Animal Welfare Animal welfare is an issue that, from time to time, makes the headlines - each time the issues seem to get more press and some farming practices come under scrutiny. Although a lot of the criticism is uninformed, farmers need to be aware that what might have been okay 20 years ago might just simply not cut the mustard today. As an industry, farmers need to be mindful of best practice at all times. Remember - if it doesn’t look good to you, imagine how it would look to the uneducated eye. Federated Farmers must, however, make sure that farmers' ability to continue to farm in a sustainable fashion is maintained.

Overseas Relationships Building competitive advantage involves minimising your costs of production and pulling down red tape, but it is also about adding value and creating opportunities. Protecting our current access to markets and working towards gaining increased access is vital for our industry. Relationships and dialogue with trading partners is an important activity.
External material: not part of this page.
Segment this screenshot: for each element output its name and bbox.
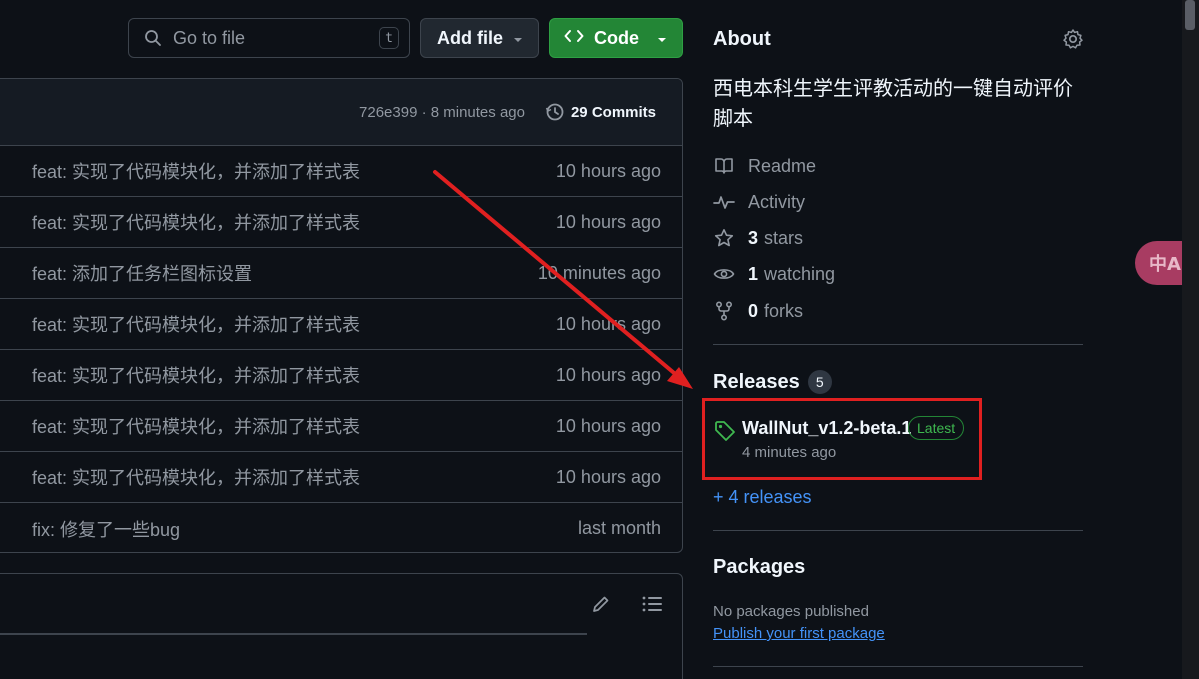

Over the last year NZMFP strengthened New Zealand's relationship with Australian and US lamb organisations by organising a joint Meat and Wool and FFNZ invitation to our "tri-lamb" partners. As a result Ian Feldtmann, President of the Sheepmeat Council of Australia (SCA) and Guy Flora, President, and Peter Orwick, Executive Director, of the American Sheep Industry Association (ASIA) attended and spoke to the Council in March this year.

The Meat and Fibre Executive will be attending the Tri Nations Lamb Conference in a couple of weeks in Tamworth. I see this as a good opportunity for the Executive to gain first hand experience of what the international scene offers and a useful forum for an exchange of ideas with Australian and US sheep farmers.

There are also other international forums that we can become involved with; for instance, the Five Nation Beef forum. However, we must be mindful of budgetary restraints and sometimes it is better to work with others rather than having full attendance ourselves.

Looking to the Future There are many opportunities and threats ahead. These include: The central government election The establishment of a new biosecurity authority Access Legislation Public Perceptions of Farming Skill Shortages Changing market requirements Increasing urbanisation

As a Council, NZMFP has a lot of strength. We have resources and a network that can be utilised for communication purposes and for motivating grass roots action. It is important that this network is used to the benefit of meat and fibre producers - our collective knowledge is our greatest strength.

The NZMFP mission statement is “to improve the farm business operating environment for NZ Meat and Fibre Producers.”

This involves achieving outcomes for New Zealand Farmers that secure farmers' Competitiveness Responsiveness Confidence to invest Representation

A strong Federation is a strong agricultural industry.

A strong agricultural industry is a strong New Zealand.